Of course, there is a trade-off between adopting the euro as an anchor currency and the degree of policy flexibility. Countries that in one way or another adopt an exchange rate target have less leeway for economic adjustment via the exchange rate channel. This might be of particular relevance if the countries concerned are still catching up with the euro area, or if the business cycle of the countries concerned is not yet in sync with that of the euro area.

A rather extreme form of adjusting to the introduction of the euro is euroisation, which implies the adoption of the euro as legal tender by a country outside the euro area. Some accession countries are currently considering this option. Although euroisation has its merits, accession countries in particular should not regard it as an alternative to the exchange rate criterion in the Maastricht Treaty, which has to be complied with if a Member State wants to join the euro area. Indeed, the Treaty requires that Member States observe the normal fluctuation margins provided for by ERM II for at least two years, without devaluing against the euro. Firstly, in this respect, there should be “equal treatment” of the countries that have already introduced the euro and Member States which would like to join the euro area. The convergence process leading to the adoption of the euro, which is laid down in the Treaty, has been successful for the current euro area countries. Hence, why should new Member States not benefit from the same convergence process? Secondly, the observance of exchange rate stability is an important litmus test for the degree of convergence. It is not only a broad criterion measuring the degree of convergence on a number of counts, but it also reflects the credibility of financial markets in the convergence process, as well as the durability of the convergence achieved. The importance of the latter is explicitly acknowledged in the Treaty. Thirdly, membership of ERM II is potentially less costly for the country concerned than full euroisation.

Countries which have not adopted the euro and have not yet fully converged with the euro area might, at a certain point, still need to be able to allow their exchange rate to depreciate or appreciate.

The fluctuation margins of ERM II, set at 15% around the central parity rate agreed upon in the context of ERM II, allow a substantial deprecation or appreciation of the exchange rate. Moreover, if necessary, it can also be decided to change the central parity and to devalue or revalue the exchange rate. The latter option would still be less costly in terms of lost confidence and credibility than abandoning the policy of euroisation and reintroducing the national currency.

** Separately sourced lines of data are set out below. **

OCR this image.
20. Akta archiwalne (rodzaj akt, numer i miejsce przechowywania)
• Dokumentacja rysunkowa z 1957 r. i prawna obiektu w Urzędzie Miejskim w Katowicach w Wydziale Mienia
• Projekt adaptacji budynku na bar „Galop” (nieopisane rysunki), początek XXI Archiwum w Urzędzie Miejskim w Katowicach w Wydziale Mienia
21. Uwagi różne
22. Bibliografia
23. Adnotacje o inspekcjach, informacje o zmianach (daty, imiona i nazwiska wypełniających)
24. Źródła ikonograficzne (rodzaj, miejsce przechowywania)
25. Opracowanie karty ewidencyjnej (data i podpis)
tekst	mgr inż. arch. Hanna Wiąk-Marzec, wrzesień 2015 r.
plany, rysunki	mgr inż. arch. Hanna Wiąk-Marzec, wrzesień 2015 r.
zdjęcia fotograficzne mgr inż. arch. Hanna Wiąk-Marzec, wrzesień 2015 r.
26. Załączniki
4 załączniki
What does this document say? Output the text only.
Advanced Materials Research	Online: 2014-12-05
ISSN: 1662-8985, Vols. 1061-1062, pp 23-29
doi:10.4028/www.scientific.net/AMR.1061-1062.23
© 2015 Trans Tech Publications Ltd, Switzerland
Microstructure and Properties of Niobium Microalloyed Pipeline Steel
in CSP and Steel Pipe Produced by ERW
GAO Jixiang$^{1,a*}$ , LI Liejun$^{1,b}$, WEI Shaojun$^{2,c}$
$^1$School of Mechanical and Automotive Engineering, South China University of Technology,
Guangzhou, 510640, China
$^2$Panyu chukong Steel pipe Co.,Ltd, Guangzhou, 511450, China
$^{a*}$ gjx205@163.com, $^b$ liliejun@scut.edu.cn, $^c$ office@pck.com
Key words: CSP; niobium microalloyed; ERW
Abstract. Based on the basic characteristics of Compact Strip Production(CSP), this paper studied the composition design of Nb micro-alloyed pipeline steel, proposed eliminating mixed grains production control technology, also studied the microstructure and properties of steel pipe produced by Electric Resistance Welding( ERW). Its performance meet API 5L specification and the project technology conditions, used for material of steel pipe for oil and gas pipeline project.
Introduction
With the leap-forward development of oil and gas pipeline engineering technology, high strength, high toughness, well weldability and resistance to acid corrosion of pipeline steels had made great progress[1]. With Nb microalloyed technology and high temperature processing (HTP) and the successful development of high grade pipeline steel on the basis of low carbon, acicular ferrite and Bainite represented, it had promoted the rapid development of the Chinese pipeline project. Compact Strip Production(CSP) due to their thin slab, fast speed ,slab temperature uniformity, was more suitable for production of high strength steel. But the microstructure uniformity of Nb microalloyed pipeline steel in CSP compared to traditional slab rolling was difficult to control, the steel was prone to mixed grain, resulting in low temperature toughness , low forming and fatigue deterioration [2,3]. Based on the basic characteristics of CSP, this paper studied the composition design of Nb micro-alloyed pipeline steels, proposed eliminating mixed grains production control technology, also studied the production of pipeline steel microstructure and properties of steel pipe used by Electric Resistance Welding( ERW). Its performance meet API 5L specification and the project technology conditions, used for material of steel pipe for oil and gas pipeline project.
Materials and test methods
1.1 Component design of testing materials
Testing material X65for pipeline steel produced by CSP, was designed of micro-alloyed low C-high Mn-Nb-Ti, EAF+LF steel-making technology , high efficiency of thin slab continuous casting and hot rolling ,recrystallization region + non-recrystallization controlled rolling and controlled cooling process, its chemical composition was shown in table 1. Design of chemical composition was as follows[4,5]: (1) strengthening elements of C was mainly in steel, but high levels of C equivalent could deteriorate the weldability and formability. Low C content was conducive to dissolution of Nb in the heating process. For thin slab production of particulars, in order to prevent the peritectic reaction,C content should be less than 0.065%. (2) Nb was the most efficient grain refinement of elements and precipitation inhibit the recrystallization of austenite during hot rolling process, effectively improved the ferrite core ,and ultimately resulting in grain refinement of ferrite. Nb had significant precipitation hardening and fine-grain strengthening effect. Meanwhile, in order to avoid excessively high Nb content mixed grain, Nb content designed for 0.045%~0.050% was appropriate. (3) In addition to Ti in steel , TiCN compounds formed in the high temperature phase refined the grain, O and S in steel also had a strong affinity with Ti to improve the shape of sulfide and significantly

Hence, membership of ERM II provides more flexibility for the country concerned than euroisation.

Concluding remarks

Ladies and gentlemen, I should now like to come to the conclusion of my speech today. The introduction of the euro – now almost two years ago – and the forthcoming cash changeover constitute two of the most important steps in the history of European integration. The framework in place to govern the second largest currency bloc in the world is robust and sound. The stability-oriented monetary policy strategy of the ECB is one of the key elements of this framework. It guarantees – as I have tried to explain today – the purchasing power of the euro.

The euro area is not an island. Although the introduction of the euro has made the European economies less vulnerable to external shocks, global developments still matter for the development of the euro area.

This is obviously also true for the countries outside the euro area. The euro area is too big to be overlooked or ignored.

Those countries outside the euro area having traditionally close ties with the countries that have adopted the euro are rightly considering the consequences for themselves of the introduction the euro. The conference today is proof of this. Whatever the consequences, it is important to realise that there is no tailor-made framework that countries outside the euro area can adopt. This said, I am convinced that Norway will make the right choices.